Se está construyendo un marco de
referencia cultural que expulsa y es impermeable a toda idea de Dios
Vivimos en sociedades fuertemente secularizadas,
marcadas por la desvinculación. Esto significa que un gran número de personas,
instituciones y organizaciones viven bajo aquellos presupuestos, construyendo
un marco de referencia cultural que ha expulsado y es impermeable a toda idea
de Dios que implique su naturaleza personal y una rendición de cuentas en la
relación con Él. Otras personas, instituciones y organizaciones no comparten ni
de lejos esta actitud, pero se encuentran contaminadas en una medida tal que
les impide proclamar la Buena Nueva en el espacio público, o la acaban
degradando en sociología política. Estas últimas acritudes se refugian en
razonamientos distintos para justificarse, desde la remisión al nacional
catolicismo después de más de cuarenta años de la muerte de Franco, más o menos
dos generaciones, hasta que el anuncio significa aparecer como poseedores
de la verdad (lo cual es cierto y no tiene nada de malo; lo malo o bueno radica
en el cómo se ejerza esta verdad: con respeto a la libertad y conciencia del
otro, o sin él)
Este marco de referencia rechaza, es beligerante, toda
propuesta que se refiera a Dios.

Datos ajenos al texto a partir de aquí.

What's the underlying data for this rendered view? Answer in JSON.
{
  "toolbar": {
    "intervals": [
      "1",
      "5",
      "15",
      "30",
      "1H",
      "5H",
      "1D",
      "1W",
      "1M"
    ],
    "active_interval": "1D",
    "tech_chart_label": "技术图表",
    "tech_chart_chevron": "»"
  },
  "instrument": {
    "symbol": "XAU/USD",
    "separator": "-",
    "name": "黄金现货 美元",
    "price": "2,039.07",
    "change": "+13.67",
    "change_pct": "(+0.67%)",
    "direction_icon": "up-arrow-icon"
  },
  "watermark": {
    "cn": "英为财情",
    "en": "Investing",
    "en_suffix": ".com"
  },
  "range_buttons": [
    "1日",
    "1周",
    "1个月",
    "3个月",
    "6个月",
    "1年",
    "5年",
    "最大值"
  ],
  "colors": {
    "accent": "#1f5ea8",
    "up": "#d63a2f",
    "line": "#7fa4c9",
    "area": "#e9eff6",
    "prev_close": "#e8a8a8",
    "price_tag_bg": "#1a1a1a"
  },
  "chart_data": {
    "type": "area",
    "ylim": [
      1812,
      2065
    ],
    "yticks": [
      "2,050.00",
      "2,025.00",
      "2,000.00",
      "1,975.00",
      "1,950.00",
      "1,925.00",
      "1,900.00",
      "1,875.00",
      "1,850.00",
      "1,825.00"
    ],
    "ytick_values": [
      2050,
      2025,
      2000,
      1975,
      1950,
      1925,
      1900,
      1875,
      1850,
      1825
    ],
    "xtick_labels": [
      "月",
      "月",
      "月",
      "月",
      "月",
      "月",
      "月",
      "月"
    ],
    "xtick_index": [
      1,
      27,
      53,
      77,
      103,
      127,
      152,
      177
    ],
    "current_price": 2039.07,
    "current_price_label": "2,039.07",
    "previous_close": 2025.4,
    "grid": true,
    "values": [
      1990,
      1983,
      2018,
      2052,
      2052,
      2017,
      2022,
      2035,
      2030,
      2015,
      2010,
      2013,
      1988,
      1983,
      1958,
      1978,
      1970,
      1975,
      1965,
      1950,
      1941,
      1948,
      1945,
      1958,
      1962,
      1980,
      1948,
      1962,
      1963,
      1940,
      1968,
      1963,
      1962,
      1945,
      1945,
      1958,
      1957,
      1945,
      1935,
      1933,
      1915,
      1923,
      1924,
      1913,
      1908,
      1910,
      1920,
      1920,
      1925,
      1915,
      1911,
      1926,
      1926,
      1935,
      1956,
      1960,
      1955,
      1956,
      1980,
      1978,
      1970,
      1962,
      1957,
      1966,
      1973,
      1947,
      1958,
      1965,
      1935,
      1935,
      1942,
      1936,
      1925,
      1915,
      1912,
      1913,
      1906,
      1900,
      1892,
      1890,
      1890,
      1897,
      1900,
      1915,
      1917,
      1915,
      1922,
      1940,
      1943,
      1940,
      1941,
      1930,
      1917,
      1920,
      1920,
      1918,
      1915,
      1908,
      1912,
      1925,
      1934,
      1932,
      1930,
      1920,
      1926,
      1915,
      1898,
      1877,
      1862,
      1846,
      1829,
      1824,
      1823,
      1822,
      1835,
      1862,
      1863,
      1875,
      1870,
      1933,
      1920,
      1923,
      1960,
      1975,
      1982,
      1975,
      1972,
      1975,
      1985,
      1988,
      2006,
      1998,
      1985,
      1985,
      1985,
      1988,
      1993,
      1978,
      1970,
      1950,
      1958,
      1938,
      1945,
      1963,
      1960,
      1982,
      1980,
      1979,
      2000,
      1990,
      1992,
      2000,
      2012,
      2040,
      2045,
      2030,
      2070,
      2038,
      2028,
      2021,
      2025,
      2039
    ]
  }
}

Determina la oposición a la educación
religiosa en la vida pública, la presencia de argumentos basados en Dios y la negativa
a que se haga presente el relato de Dios para los hombres. Se censura a Dios, y
con ella se introduce asimismo la manipulación cultural y artística. ¿Quién
dijo que el arte era religioso o decorativo?; pues eso.
La principal misión del cristiano es evangelizar con
la Palabra y el testimonio. En esta misión el cristiano afronta, guiado por el
Magníficat, las dos grandes pobrezas, la material que aniquila la ilusión y la
esperanza, y la pobreza del alma, que mata el espíritu, engendra miseria moral
y desconcierta la naturaleza humana. Esta acción se concreta en la acción
transformadora y liberadora de las estructuras sociales de pecado.
La misión de evangelizar deviene infructuosa en el
marco cultural de la sociedad desvinculada. Esta imposibilidad afecta también a
la acción de transformación social y económica, porque o bien la impide y el
cristiano se convierte en un defensor del orden económico establecido, o bien
convierte a la acción transformadora en una práctica desvinculada, al pensar
que es posible confiar solo en la justicia social para cumplir con el deber
cristiano, arrinconando la fuente de todo: Dios. Este cristiano quiere
transformar sin Dios, y queda prisionero de las lógicas humanas de dominio y de
partido.
Es necesaria una gran tarea conjunta para modificar
aquel marco de referencia, en la que es decisivo el cómo se hace, es decir, la
estrategia que esquemáticamente puede establecerse en tres fases.
La primera de ellas se concreta en abrir y extender el
debate sobre la necesidad de que la idea de Dios esté presente en el espacio
social y público, en las organizaciones e instituciones. El eje del
razonamiento es este: hay tantas o más razones para afirmar la realidad de Dios
como para negarla. No tiene sentido una sociedad que solo reconozca una parte
de sus posibilidades y que al mismo tiempo se declare plural y democrática.
Ambas concepciones, la de Dios, la de su vacío, y la de su negación, deben
estar presentes y poderse emplear en el debate público para que cada uno opte
en libertad de acuerdo con su conciencia. Lo contrario es censura, liquidación
de la libertad en un aspecto fundamental y descabezamiento de las dimensiones
del desarrollo humano, al negar la exploración social de la existencia de Dios
y de la relación con Él.
La introducción del relato de Dios significa el
reforzamiento de nuestra cultura que tiene en Él su referencia; también en
términos negativos. Esta cultura ahora está manipulada y filtrada por la
secularización y la desvinculación, y resulta empobrecedora de nuestras
dimensiones humanas.
La segunda fase consiste en introducir la concepción
del Dios creador y personal que define nuestra civilización y que también es
propia de otras civilizaciones. Todo ello en el marco de la libertad y el
pluralismo de creencias.
La tercera fase consiste en introducir el relato de
Jesucristo en su doble dimensión, como persona ejemplar en sus cualidades
humanas y que resulta accesible para todos, sea cual sea su creencia; y también
la dimensión decisiva, la religiosa, que es la que mejor expresa en términos
comprensibles el significado de Dios.
La razón de la estrategia radica precisamente en el
orden de las fases, y significa dirigirse culturalmente al desmontaje del
actual marco de referencia que impide la evangelización o la dificulta en grado
sumo. Este es el gran debate cultural a desempeñar para facilitar la
evangelización. Son dos tareas distintas y una refuerza a la otra.